Towards measuring the ionisation and dissociation energies of molecular hydrogen with sub-MHz accuracy

The most precise determination of the ionisation and dissociation energies of molecular hydrogen H-2 was carried out recently by measuring three intervals independently: the X -> EF interval, the EF -> n = 54p interval, and the electron binding energy of the n = 54p Rydberg state. The values of the ionisation and dissociation energies obtained for H-2, and for HD and D-2 in similar measurements, are in agreement with the results of the latest ab initio calculations [Piszczatowski et al., J. Chem. Theory Comput., 2009, 5, 3039; Pachucki and Komasa, Phys. Chem. Chem. Phys., 2010, 12, 9188] within the combined uncertainty limit of 30 MHz (0.001 cm(-1)). We report on a new determination of the electron binding energies of H2 Rydberg states with principal quantum numbers in the range n 51-64 with a precision of better than 100 kHz using a combination of millimetre-wave spectroscopy and multichannel quantum-defect theory (MQDT).

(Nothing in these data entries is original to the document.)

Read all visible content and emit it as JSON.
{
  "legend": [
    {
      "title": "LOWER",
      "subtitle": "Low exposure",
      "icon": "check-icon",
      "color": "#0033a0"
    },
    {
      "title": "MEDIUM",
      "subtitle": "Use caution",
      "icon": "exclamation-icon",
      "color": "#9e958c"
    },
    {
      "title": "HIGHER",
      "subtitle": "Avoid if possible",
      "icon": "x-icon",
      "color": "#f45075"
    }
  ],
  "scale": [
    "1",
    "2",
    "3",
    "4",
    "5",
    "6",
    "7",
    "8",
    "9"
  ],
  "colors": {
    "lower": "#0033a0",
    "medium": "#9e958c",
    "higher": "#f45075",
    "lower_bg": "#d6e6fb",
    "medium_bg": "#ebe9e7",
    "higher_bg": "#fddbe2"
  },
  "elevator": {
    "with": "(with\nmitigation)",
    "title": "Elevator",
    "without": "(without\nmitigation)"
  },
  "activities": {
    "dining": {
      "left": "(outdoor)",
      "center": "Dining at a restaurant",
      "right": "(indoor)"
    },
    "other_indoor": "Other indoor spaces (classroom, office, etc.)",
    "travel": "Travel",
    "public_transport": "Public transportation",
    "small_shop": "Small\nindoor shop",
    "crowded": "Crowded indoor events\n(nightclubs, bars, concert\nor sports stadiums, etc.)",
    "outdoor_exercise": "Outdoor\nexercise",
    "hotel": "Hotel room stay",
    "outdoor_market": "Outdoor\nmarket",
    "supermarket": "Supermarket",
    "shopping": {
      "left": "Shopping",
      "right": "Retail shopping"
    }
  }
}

The positions of 33 np (S = 0) Rydberg states of ortho-H-2 relative to the position of the reference 51d (N+ = 1, N = 1, G(+) = 1/2, G = 1, F = 0) Rydberg state have been determined with a precision and accuracy of 50 kHz. By analysing these positions using MQDT, the electron binding energy of the reference state could be determined to be 42.3009108(14) cm(-1), which represents an improvement by a factor of similar to 7 over the previous value obtained by Osterwalder et al. [J. Chem. Phys., 2004, 121, 11810]. Because the electron binding energy of the high-n Rydberg states will ultimately be the limiting factor in our method of determining the ionisation and dissociation energies of molecular hydrogen, this result opens up the possibility of carrying out a new determination of these quantities. By evaluating several schemes for the new measurement, the precision limit is estimated to be 50-100 kHz, approaching the fundamental limit for theoretical values of similar to 10 kHz imposed by the current uncertainty of the proton-to-electron mass ratio.